All in three cardinal planes. But I was convinced that the König and Klippel atlas was not really helpful to scientists, as it omitted many parts of the brain and the point of Bregma, the most frequently used reference point in stereotaxic surgery. It was not useful for stereotaxic surgery.
In addition, all the coordinates were inaccurate, as the brain had shrunk
Yes, it was not only shrunk, but the atlas described 150-gram female rats whereas most researchers use 300-gram males. There is a big difference between these brains. But my greatest difficulty with it was in my graduate years. I was to be instructed by my professor on how to do stereotaxic surgery on a rat, but the rat declined to go under anaesthetic. The professor said, “Look, I have run out of time, but when he goes under, implant the electrode in the hypothalamus. Find the coordinates from the atlas.” In my rush to operate on the animal before he woke up, I failed to read the introduction where it was clearly stated that the stereotaxic zero point of the atlas coordinates was not the zero point of the stereotaxic instrument, but 4.9 mm above the earbar plane. In targeting the hypothalamus, I missed the brain by 4.9 mm. And I thought that any psychologist, as I was then, could do better than that. The whole point is to have an atlas to depend on, not just refer to. At that time, you always had to derive your coordinates experimentally.
As a side story, when I tried to publish this new atlas, Elsevier replied that one of their advisors told them not to publish it, and there was a rhetorical question, “Why yet another atlas of the rat brain?” We knew the need of another atlas, as the König and Klippel atlas did not display the pons, the medulla, the cerebellum, the cortex, the spinal cord, and the point of Bregma. It was not useful for stereotaxic surgery, it was not there. But eventually Academic Press, now owned by Elsevier, published it.
What advice would you give to young neuroscientists?
What I have found in neuroscience, is that if you have the hardware, don’t let a project wait. Work straight through the weekends. Perseverance, not [necessarily] perseveration, but perseverance. There is more perspiration than inspiration in science. I have seen very clever students fall by the wayside, and others succeed because they were more determined to succeed. My advice is, don’t wait for inspiration in the first sentence of your paper. Just write something and keep going. More specifically to neuroscientists, get to know the concept of neuromeres.
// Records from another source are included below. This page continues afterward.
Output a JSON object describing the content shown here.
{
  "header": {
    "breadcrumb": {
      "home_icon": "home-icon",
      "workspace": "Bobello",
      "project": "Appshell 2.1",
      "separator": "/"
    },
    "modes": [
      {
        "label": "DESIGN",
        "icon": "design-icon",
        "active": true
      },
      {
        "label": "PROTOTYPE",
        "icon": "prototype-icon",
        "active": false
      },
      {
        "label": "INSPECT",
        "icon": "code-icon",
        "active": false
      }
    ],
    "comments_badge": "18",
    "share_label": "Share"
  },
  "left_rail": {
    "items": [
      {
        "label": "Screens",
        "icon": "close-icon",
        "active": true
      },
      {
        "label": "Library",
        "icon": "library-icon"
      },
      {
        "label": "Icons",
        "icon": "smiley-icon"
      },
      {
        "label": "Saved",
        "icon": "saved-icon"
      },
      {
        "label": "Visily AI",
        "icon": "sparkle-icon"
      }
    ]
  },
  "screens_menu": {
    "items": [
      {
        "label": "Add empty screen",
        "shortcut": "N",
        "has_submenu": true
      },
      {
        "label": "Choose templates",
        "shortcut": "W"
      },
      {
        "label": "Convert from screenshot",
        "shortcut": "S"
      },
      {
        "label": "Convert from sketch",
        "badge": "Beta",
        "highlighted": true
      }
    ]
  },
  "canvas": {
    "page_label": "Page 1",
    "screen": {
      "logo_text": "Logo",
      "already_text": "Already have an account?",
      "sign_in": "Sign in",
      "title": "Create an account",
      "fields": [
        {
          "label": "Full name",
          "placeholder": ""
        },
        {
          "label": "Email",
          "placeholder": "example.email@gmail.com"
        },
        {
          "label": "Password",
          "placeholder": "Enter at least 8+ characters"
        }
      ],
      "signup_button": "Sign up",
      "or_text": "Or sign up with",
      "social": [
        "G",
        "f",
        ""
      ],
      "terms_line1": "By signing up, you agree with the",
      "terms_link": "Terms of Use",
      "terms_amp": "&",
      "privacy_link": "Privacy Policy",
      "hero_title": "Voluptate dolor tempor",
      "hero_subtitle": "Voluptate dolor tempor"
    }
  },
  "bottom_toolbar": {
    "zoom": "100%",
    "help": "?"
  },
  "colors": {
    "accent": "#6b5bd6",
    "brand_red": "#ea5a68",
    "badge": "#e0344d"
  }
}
If you look in the Atlas of the Rat Brain in Stereotaxic Coordinates, Compact 6th Edition, you will see an introduction to the concept. There are 15 diagrams where we explain it for the reader who is new to the idea. This concept will have a big impact on our understanding of neuroanatomy and function.
The idea of neuromeres?
Yes, a neuromere is a developmental unit. The same gene groups are responsible for patterning in the nervous system of the human and the mouse. They are also involved in the segmenting the body of Drosophila. These genes act throughout evolution. We are now just appreciating the importance of them in the organisation of the brain stem, how it is put together and so how it will function.